McDonagh rimane fedele alla commistione di intelligente cinismo e sottile ironia, con lievi venature di grottesco, che ha fatto del suo stile un vero e proprio marchio di fabbrica. L’ambiente geografico e sociale della pellicola si presta perfettamente, e anzi accentua quest’impronta eterogenea.
Gli spiriti dell’isola – La moneta essenziale è il tempo
Il punto di partenza è in realtà la conclusione alla quale giunge Colm Doherty (un eccezionale Brendan Gleeson), che decide di non trascorrere più del tempo con quello che fino al giorno prima era il compagno di bevute Pádraic Súilleabháin (un altrettanto eccezionale Colin Farrell).
È il 1923 e la Guerra civile irlandese, dipinta sapientemente quasi da renderla invisibile, fa da sfondo alla storia che si svolge nell’isoletta immaginaria di Inisherin (da lì il titolo originale, The Banshees of Inisherin) e che ruota attorno alla fine di un’amicizia.
Il tempo è la moneta più essenziale nel mercato dell’esistenza, e Colm non è più disposto a scambiarlo con quello di Pádraic. Troppe giornate passate a sentirlo parlare del niente di fronte a una pinta di birra gli hanno impedito, e continuerebbero a impedirgli, di comporre musica da consegnare all’eternità.
Allontanamento e riconquista sono i termini di una risoluzione che non lascia spazio per compromessi. Se Colm vuole investire gli ultimi anni di vita su ciò che gli garantirebbe una morte più serena, Pádraic non sa che farsene del suo tempo, e soprattutto non accetta che l’ormai ex amico lo abbia completamente escluso dalla propria vita.
Chi non regala il proprio tempo è invece lo spettatore, perché la brillante sceneggiatura de Gli spiriti dell’isola nutre una storia “scarna”, rendendo necessario ogni minuto delle quasi due ore complessive. Sembra quasi di viverci da sempre su quell’isola, di sentire il peso dei giorni che scorrono instancabili, ciascuno esattamente uguale agli altri.
Tutti siamo soli
Oltre al tempo, è la solitudine a scandire le vite di ciascuno dei protagonisti. Nel teatro che è l’isola, tutti sono niente più che comparse nelle vite degli altri, immobilizzati nello stesso pub, lungo le stesse strade, davanti alle stesse chiacchiere.

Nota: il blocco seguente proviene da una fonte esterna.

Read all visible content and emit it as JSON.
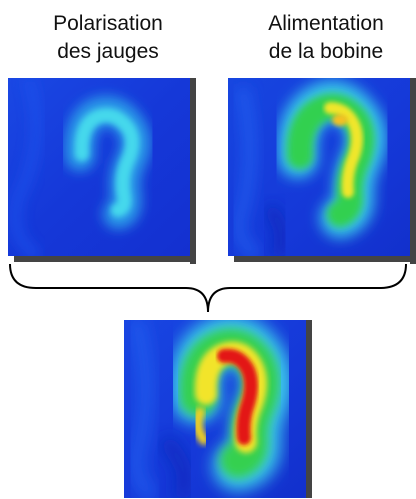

Tutti, anche se in compagnia, sono profondamenti soli. Soli con la propria musica, soli nei mondi letterari, soli con i tormenti, soli per scelta propria, o per scelta altrui. Soli perché si viene dati per scontati, o perché nessuno ci capisce. Infine, soli anche se si è troppo stupidi per comprenderlo minimamente.
Colm lo comprende, così come lo comprende Siobhán (Kerry Condon), la sorella di Pádraic. Tanto vale ubriacarsi di solitudine e musica, oppure andare via da quell’isola che è metafora perfetta della condizione umana.
Soltanto alla fine lo comprende pure Pádraic, quando la distanza che aveva dalla consapevolezza di essere realmente solo viene coperta da un dolore troppo grande. La fase dell’ingenuità termina improvvisamente, lasciando ferite profonde che nessuna amicizia potrà lenire.
Gli spiriti dell’isola racconta sì del tempo e della solitudine, ma lo fa attraverso la presa di coscienza che si matura in seguito al tocco – o al lamento – della morte, diretto, indiretto o immaginario che sia.